The wage gap with Australia is around 40 per cent and it's going to get bigger, ACT leader Don Brash says.
Dr Brash was chairman of the 2025 Taskforce, set up in 2009 to find ways to close the gap, and he says when it started work the difference was about 35 per cent.
"In the 10 years to 2008, 280,000 Kiwis have left for Australia," he said in a speech to the Northern Club in Auckland on Thursday.
"The taskforce projected that on current trends we will lose another412,000 between now and 2025 - that's a serious threat to the existence of the kind of society most of us were brought up in and the kind of society most of us want."
The government rejected the taskforce's recommendations for closing the gap, saying they were too radical, and wound it up before it issued a second report.
Dr Brash says Treasury projections that New Zealand's economy will grow by 2.4 per cent a year have to be compared with an assumed growth in Australia of 3.2 per cent.
"The bad news in that is the gap between our incomes and those in Australia is likely to continue to get wider," he said.

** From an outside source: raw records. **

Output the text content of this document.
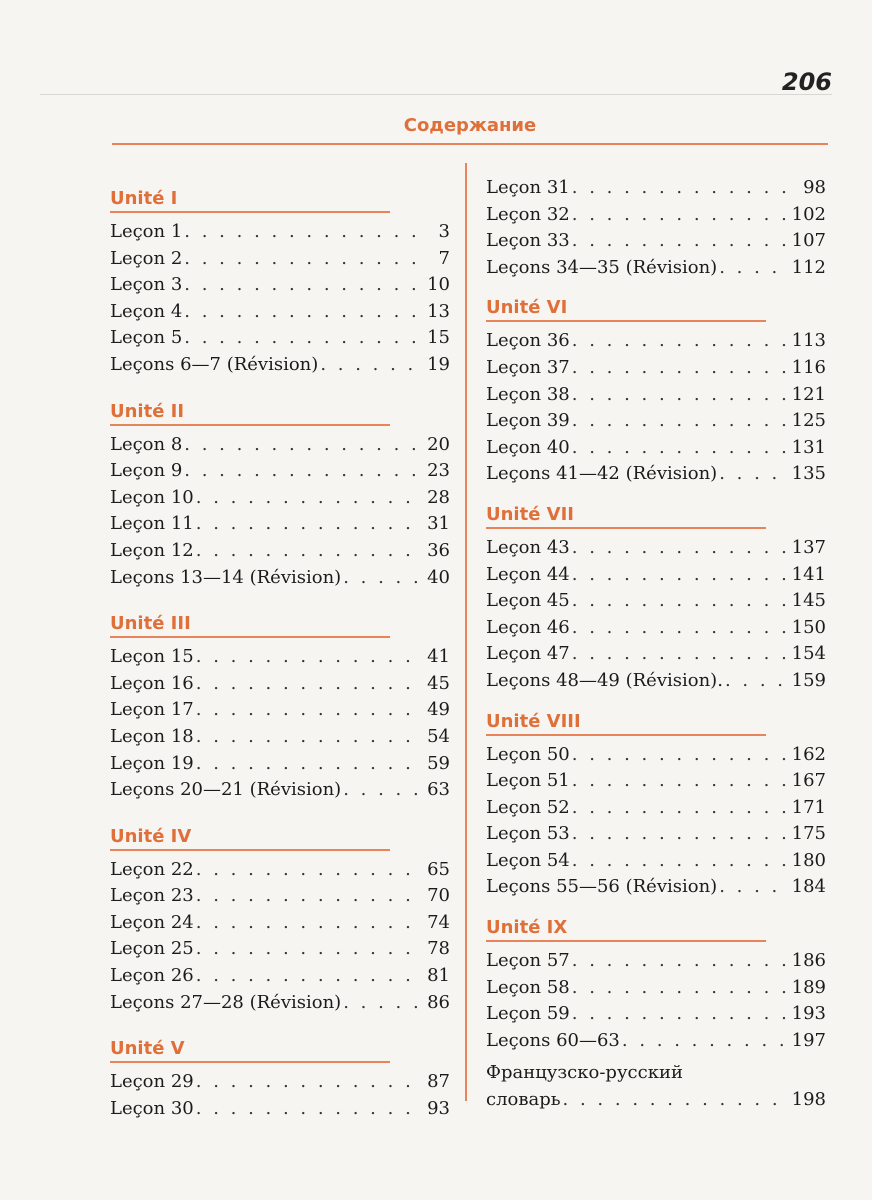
206
Содержание
Unité I
Leçon 1 . . .	3
Leçon 2 . . .	7
Leçon 3 . . .	10
Leçon 4 . . .	13
Leçon 5 . . .	15
Leçons 6—7 (Révision) . . .	19
Unité II
Leçon 8 . . .	20
Leçon 9 . . .	23
Leçon 10 . . .	28
Leçon 11 . . .	31
Leçon 12 . . .	36
Leçons 13—14 (Révision) . . .	40
Unité III
Leçon 15 . . .	41
Leçon 16 . . .	45
Leçon 17 . . .	49
Leçon 18 . . .	54
Leçon 19 . . .	59
Leçons 20—21 (Révision) . . .	63
Unité IV
Leçon 22 . . .	65
Leçon 23 . . .	70
Leçon 24 . . .	74
Leçon 25 . . .	78
Leçon 26 . . .	81
Leçons 27—28 (Révision) . . .	86
Unité V
Leçon 29 . . .	87
Leçon 30 . . .	93
Leçon 31 . . .	98
Leçon 32 . . .	102
Leçon 33 . . .	107
Leçons 34—35 (Révision) . . .	112
Unité VI
Leçon 36 . . .	113
Leçon 37 . . .	116
Leçon 38 . . .	121
Leçon 39 . . .	125
Leçon 40 . . .	131
Leçons 41—42 (Révision) . . .	135
Unité VII
Leçon 43 . . .	137
Leçon 44 . . .	141
Leçon 45 . . .	145
Leçon 46 . . .	150
Leçon 47 . . .	154
Leçons 48—49 (Révision). . . .	159
Unité VIII
Leçon 50 . . .	162
Leçon 51 . . .	167
Leçon 52 . . .	171
Leçon 53 . . .	175
Leçon 54 . . .	180
Leçons 55—56 (Révision) . . .	184
Unité IX
Leçon 57 . . .	186
Leçon 58 . . .	189
Leçon 59 . . .	193
Leçons 60—63 . . .	197
Французско-русский
словарь . . .	198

Dr Brash, a former Reserve Bank governor and a former leader of the National Party, delivered scathing criticism of the way the government is handling the economy.
He says the balance of payments deficit is going to get worse, and the government has done nothing to reverse the "dopey" policies of the previous Labour government.
He also says the government borrowed about $20 billion to stay afloat during the last financial year and it's still racking up debt.